Well now . . . here is someone that created their own simple battery balancing circuit and seems pretty happy with the results:

http://axiom.anu.edu.au/~luke/xr4000batbal.html


----------



## Technologic (Jul 20, 2008)

speculawyer said:


> Well now . . . here is someone that created their own simple battery balancing circuit and seems pretty happy with the results:
> 
> http://axiom.anu.edu.au/~luke/xr4000batbal.html


My understanding is it's just not that necessary... undervoltage cutoffs for the entire pack is all you'd need.

overcharging LA's don't "generally" have serious issues like with lifepo's. Of course that's only to a point, but most standard battery chargers have a cutoff while charging.

You don't want to just keep charging LA's for many hours after they're full, but for 1-2 hours additional it doesn't really do anything.

Undervoltage is important to make sure they don't drain past about 50% DOD (at least if you want 25,000 miles out of a pack)


----------



## speculawyer (Feb 10, 2009)

Technologic said:


> overcharging LA's don't "generally" have serious issues like with lifepo's. Of course that's only to a point, but most standard battery chargers have a cutoff while charging.
> 
> You don't want to just keep charging LA's for many hours after they're full, but for 1-2 hours additional it doesn't really do anything.


Indeed . . . after some research, this is what I learned. Lead Acid batteries are to some degree 'self-balancing' since you can overcharge a cell or battery without ill effects. Thus when one battery is overcharged, it kinda just passes the current along. 

However, it is isn't perfect. A battery balancing system can make a lead-acid system work better and use the batteries in a more optimal manner. But the increase in performance is probably not worth the effort.

And at this point, screw lead-acid. LiFePO4s are more cost efficient in the long run now. (Yes, they have a much bigger up front cost . . . but they'll last much longer than lead-acid such that the cost of 2 or more sets of lead-acids are more than the cost of 1 set of LiFePO4s.)


----------



## Coyote X (Feb 22, 2009)

http://www.electric-lemon.com/?q=node/151 that circuit seems like it would work. It would just take someone who is good at that stuff to sit down and get the numbers nailed down good and post a complete ready to use schematic.

If not the schematic he built his off of should work as is. It will just be more expensive and a bit more complicated. It is linked from that page if you want to look at it.
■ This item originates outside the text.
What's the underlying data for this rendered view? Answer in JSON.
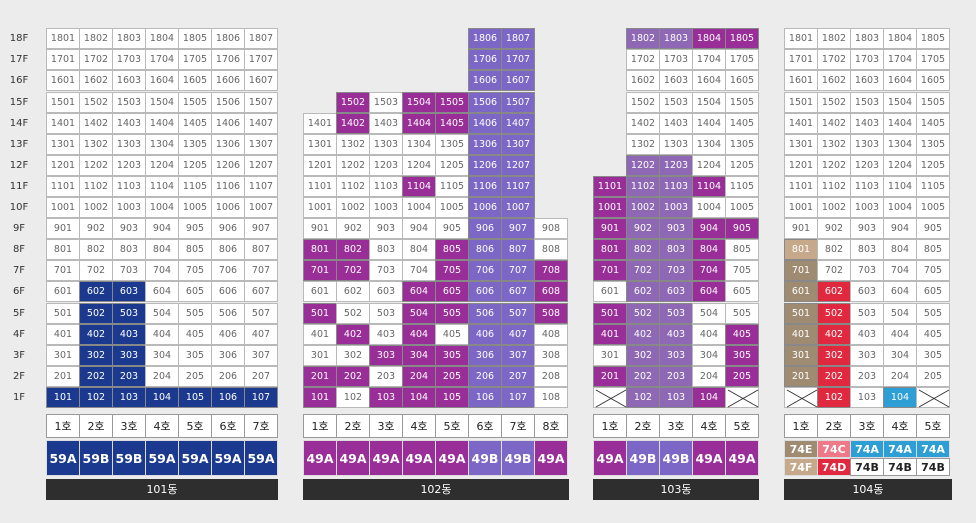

I planned on building something like that so a standard 12V solar panel could be used to boost pack voltage or at least keep the batteries topped off.


----------



## EVMAN (Jul 26, 2007)

Have U checked out the LTC6802 battery monitor IC??
Looks like it will do everything that U want.
T


----------



## speculawyer (Feb 10, 2009)

EVMAN said:


> Have U checked out the LTC6802 battery monitor IC??
> Looks like it will do everything that U want.


Woah . . . Now there is a nice chip for enabling a cheap BMS system for Li-Ions to be built! 
http://www.en-genius.net/site/zones/greenpowerZONE/product_reviews/grnpowp_101308


----------